4.5.3 Shift-Reduce Parsing

Shift-reduce parsing is a form of bottom-up parsing in which a stack holds grammar symbols and an input buffer holds the rest of the string to be parsed. As we shall see, the handle always appears at the top of the stack just before it is identified as the handle.

Up on entering this configuration, the parser halts and announces successful completion of parsing. Figure 4.28 steps through the actions a shift-reduce parser might take in parsing the input string $id \ast id$ according to the expression grammar (4.1).

While the primary operations are shift and reduce, there are actually four possible actions a shift-reduce parser can make: (1) shift, (2) reduce, (3) accept, and (4) error.

Shift.
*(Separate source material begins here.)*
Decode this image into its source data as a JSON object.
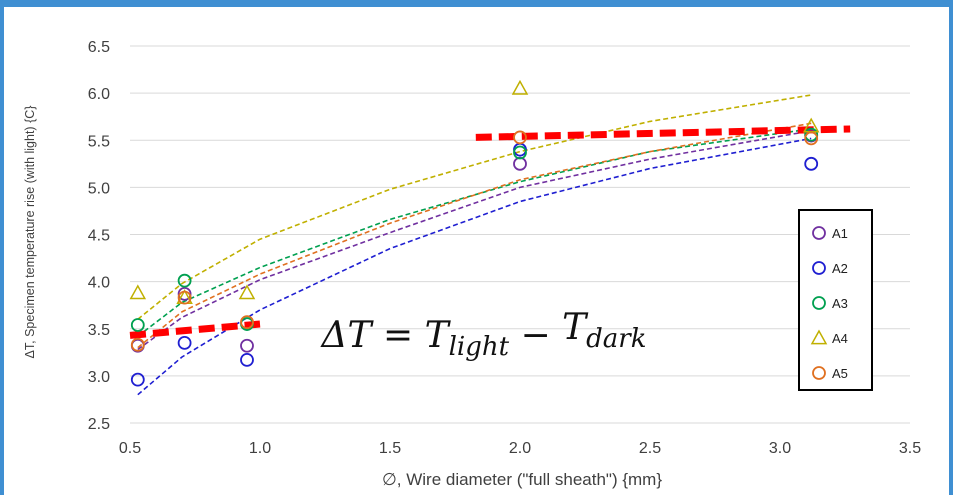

Shift the next input symbol onto the top of the stack.
Reduce. The right end of the string to be reduced must be at the top of the stack. Locate the left end of the string within the stack and decide with what nonterminal to replace the string.
Accept. Announce successful completion of parsing.
Error. Discover a syntax error and call an error recovery routine.

The use of a stack in shift-reduce parsing is justified by an important fact: the handle will always eventually appear on top of the stack, never inside. This fact can be shown by considering the possible forms of two successive steps in any rightmost derivation. Figure 4.29 illustrates the two possible cases. In case (1), $A$ is replaced by $\beta B y$ , and then the rightmost nonterminal $B$ in the body $\beta B y$ is replaced by $gamma$ .
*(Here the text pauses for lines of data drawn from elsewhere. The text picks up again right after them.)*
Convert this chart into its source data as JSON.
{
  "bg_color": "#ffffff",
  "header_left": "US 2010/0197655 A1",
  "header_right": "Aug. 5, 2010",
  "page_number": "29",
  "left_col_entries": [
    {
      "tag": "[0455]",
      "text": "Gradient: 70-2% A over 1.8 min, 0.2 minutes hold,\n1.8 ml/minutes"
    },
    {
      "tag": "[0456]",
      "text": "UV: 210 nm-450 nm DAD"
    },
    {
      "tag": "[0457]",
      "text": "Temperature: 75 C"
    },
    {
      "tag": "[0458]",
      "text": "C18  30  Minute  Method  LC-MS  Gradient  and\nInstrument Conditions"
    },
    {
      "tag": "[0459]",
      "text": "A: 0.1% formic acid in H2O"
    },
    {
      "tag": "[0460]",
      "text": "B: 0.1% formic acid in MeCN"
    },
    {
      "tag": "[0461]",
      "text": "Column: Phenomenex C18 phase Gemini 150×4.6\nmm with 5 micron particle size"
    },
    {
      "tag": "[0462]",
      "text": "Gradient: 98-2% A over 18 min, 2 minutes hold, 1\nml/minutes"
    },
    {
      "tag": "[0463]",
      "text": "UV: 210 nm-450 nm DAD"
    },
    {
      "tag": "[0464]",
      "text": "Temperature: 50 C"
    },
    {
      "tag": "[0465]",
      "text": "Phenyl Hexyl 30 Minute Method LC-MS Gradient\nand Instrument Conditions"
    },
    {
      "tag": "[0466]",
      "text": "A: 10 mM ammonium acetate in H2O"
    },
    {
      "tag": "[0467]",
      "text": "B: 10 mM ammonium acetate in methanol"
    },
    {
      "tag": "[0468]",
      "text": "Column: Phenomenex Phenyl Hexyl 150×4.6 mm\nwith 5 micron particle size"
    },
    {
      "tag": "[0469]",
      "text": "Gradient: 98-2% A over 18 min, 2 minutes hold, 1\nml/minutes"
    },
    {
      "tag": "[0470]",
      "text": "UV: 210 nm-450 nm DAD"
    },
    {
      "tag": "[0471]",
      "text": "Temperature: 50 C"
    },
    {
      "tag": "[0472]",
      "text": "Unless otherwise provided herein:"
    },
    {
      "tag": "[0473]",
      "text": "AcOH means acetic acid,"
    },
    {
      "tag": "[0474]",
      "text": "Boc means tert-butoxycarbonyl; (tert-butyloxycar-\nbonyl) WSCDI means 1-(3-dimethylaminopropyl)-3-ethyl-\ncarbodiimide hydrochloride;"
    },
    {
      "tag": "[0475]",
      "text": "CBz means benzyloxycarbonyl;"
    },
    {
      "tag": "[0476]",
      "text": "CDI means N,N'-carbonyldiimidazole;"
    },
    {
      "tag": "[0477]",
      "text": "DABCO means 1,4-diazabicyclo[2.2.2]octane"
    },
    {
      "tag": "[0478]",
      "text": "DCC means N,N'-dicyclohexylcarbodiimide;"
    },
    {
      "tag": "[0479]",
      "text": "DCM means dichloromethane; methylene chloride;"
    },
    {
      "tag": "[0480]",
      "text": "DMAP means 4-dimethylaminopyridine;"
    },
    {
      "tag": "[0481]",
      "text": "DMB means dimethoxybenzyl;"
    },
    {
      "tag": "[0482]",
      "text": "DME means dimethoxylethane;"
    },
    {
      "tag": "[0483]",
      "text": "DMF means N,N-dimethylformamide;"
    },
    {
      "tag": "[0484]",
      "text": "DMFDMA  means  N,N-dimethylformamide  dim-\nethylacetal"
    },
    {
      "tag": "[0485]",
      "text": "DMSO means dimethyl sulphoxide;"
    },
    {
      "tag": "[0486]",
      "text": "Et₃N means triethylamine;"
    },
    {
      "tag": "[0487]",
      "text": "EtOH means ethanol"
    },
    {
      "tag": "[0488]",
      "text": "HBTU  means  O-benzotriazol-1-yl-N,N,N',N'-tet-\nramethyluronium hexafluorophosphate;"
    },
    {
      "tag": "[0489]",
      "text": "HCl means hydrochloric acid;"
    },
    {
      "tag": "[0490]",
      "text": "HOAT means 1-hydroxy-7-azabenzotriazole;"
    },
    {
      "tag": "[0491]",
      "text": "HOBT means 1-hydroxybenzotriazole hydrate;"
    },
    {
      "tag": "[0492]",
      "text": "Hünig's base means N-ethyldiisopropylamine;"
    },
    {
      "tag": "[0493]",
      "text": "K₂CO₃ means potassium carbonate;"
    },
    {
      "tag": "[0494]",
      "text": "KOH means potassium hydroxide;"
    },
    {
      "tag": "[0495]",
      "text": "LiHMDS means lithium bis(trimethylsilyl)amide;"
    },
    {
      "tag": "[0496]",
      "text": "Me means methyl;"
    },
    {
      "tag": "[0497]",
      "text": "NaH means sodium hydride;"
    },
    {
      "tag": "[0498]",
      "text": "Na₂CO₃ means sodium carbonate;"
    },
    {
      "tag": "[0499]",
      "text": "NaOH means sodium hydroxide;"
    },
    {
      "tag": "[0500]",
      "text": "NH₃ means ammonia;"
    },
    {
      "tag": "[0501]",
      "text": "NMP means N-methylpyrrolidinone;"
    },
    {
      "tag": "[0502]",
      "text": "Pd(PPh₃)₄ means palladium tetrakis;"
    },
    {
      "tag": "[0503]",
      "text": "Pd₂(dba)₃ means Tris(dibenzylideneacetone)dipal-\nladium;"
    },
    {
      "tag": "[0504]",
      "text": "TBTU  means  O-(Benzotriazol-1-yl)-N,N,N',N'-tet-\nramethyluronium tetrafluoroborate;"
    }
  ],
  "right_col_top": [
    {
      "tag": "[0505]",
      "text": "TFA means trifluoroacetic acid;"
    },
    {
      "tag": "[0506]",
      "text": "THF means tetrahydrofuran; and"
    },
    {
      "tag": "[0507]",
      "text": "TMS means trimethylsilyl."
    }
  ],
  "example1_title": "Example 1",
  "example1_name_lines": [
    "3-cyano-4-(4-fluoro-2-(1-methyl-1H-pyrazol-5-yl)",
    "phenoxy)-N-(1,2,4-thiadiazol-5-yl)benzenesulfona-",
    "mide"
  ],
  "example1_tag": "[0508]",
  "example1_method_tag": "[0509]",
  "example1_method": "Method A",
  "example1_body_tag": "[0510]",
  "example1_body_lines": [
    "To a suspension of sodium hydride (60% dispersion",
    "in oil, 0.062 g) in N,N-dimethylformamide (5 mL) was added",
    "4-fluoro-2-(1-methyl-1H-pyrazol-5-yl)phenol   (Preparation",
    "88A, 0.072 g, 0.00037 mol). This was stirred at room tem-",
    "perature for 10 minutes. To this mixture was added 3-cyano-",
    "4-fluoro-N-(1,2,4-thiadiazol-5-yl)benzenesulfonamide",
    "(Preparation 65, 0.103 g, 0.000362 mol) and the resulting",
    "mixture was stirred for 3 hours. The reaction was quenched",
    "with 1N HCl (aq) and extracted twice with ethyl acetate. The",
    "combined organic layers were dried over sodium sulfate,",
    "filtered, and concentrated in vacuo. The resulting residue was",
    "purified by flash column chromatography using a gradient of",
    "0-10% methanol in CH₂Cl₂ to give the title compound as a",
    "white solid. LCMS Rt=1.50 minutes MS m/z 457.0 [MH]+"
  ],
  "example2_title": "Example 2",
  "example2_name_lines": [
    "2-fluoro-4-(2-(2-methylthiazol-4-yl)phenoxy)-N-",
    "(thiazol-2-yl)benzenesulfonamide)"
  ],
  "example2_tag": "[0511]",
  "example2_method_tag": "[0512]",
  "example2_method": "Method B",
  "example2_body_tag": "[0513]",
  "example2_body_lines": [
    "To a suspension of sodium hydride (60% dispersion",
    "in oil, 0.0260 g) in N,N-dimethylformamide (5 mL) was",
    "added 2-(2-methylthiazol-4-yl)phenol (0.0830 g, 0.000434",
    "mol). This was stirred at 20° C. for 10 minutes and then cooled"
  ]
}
In case (2), $A$ is again expanded first, but this time the body is a string $y$ of terminals only. The next rightmost nonterminal $B$ will be somewhere to the left of $y$ .

NOTE: The proof is omitted because I think it's a natural conclusion. If you read the note in 4.5.1 Reductions, you will find the conclusion is easy to understand. Here the author enumerates one example to support this.

4.5.4 Conflicts During Shift-Reduce Parsing

There are context-free grammars for which shift-reduce parsing cannot be used. Every shift-reduce parser for such a grammar can reach a configuration in which the parser, knowing the entire stack and also the next k input symbols, cannot decide whether to shift or to reduce (a shift/reduce conflict), or cannot decide which of several reductions to make (a reduce/reduce conflict). We now give some examples of syntactic constructs that give rise to such grammars. Technically, these grammars are not in the LR(k) class of grammars defined in Section 4.7; we refer to them as non-LR grammars. The k in LR(k) refers to the number of symbols of lookahead on the input. Grammars used in compiling usually fall in the LR(1) class, with one symbol of lookahead at most.